My dataset consists of time series data for stock prices. However, the data is not continuously distributed, with some days missing. I am looking for an efficient way to fill in these missing days with the previous values.
In total, there are more than a thousand markets with over 1000 days of data. Each day contains timestamps and pricing information.
One of the tasks I want to perform is to retrieve the prices for every market on a specific day and then sort them.
I am uncertain whether it would be more beneficial to populate all the missing days by inserting timestamps and prices where necessary. This method may increase memory usage, but it could improve data access speed. I am not sure about the exact memory requirements, but with 1000 markets, 1000 days, and 6 object keys, if a number occupies 8 bytes, the total memory needed would be around 43MB plus any additional overheads from objects.
Alternatively, another approach could be to find the previous match, which would involve searching through each array for the matching timestamp.
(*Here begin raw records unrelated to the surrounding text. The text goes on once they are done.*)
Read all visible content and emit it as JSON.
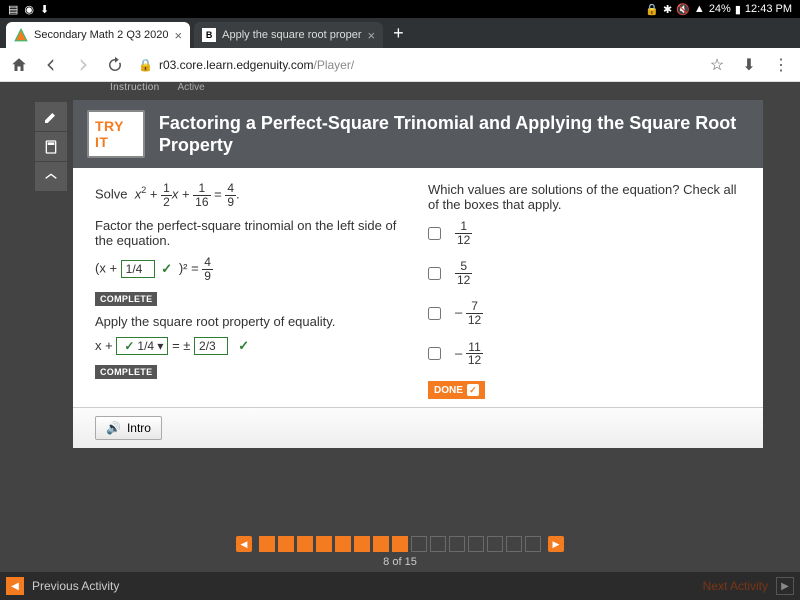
{
  "status": {
    "battery": "24%",
    "time": "12:43 PM"
  },
  "tabs": {
    "active": "Secondary Math 2 Q3 2020",
    "inactive": "Apply the square root proper"
  },
  "url": {
    "host": "r03.core.learn.edgenuity.com",
    "path": "/Player/"
  },
  "topnav": {
    "a": "Instruction",
    "b": "Active"
  },
  "lesson": {
    "badge": "TRY IT",
    "title": "Factoring a Perfect-Square Trinomial and Applying the Square Root Property"
  },
  "left": {
    "solve": "Solve",
    "eq_x2": "x",
    "eq_plus": " + ",
    "eq_eq": " = ",
    "f1n": "1",
    "f1d": "2",
    "f2n": "1",
    "f2d": "16",
    "f3n": "4",
    "f3d": "9",
    "step1": "Factor the perfect-square trinomial on the left side of the equation.",
    "step1_pre": "(x + ",
    "step1_input": "1/4",
    "step1_post": " )² = ",
    "s1n": "4",
    "s1d": "9",
    "complete": "COMPLETE",
    "step2": "Apply the square root property of equality.",
    "step2_pre": "x + ",
    "step2_v1": "1/4 ▾",
    "step2_mid": " = ± ",
    "step2_v2": "2/3"
  },
  "right": {
    "question": "Which values are solutions of the equation? Check all of the boxes that apply.",
    "o1n": "1",
    "o1d": "12",
    "o2n": "5",
    "o2d": "12",
    "o3pre": "–",
    "o3n": "7",
    "o3d": "12",
    "o4pre": "–",
    "o4n": "11",
    "o4d": "12",
    "done": "DONE"
  },
  "intro": "Intro",
  "progress": {
    "text": "8 of 15",
    "current": 8,
    "total": 15
  },
  "footer": {
    "prev": "Previous Activity",
    "next": "Next Activity"
  }
}
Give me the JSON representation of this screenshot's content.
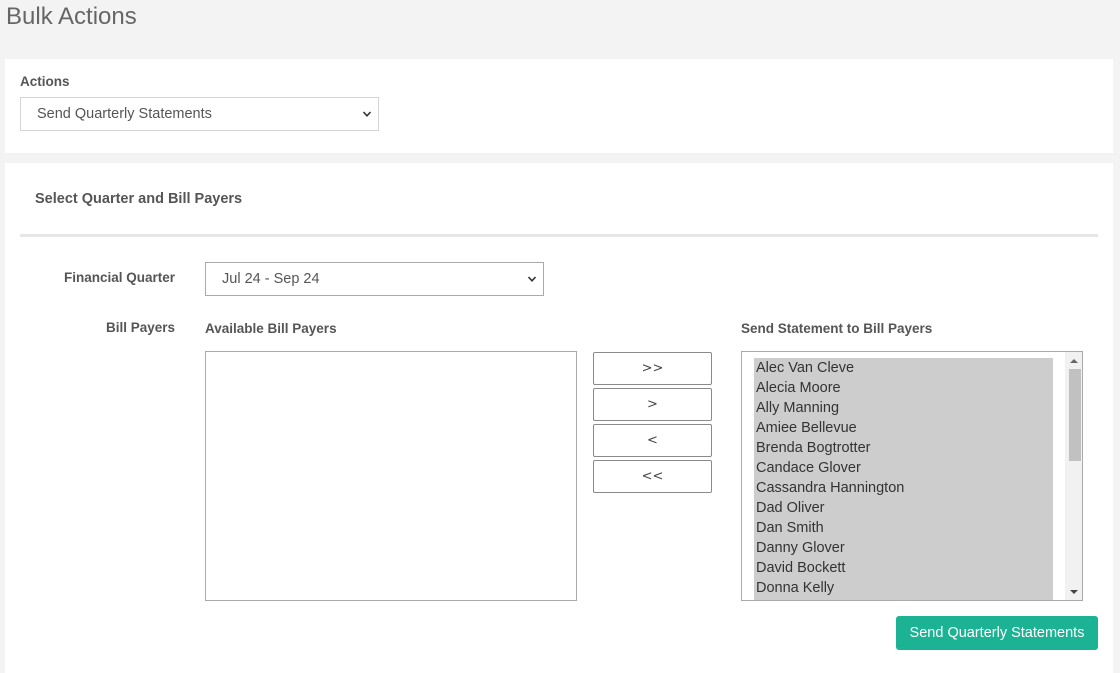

This method might be computationally expensive if carried out for every day of the dataset.
Explore a sample dataset on JSBin
let data = {
"name": "MARKET",
"values": [{
"time": 1440338400000,
"close": 0.142163,
"high": 0.152869,
"low": 0.142163,
"open": 0.152221,
"volume": 14.2163,
"marketCap": 0
},
// Remaining dataset entries...
]
};
data.values.forEach(value => {
let date = new Date(value.time)
console.log(date.toString())
})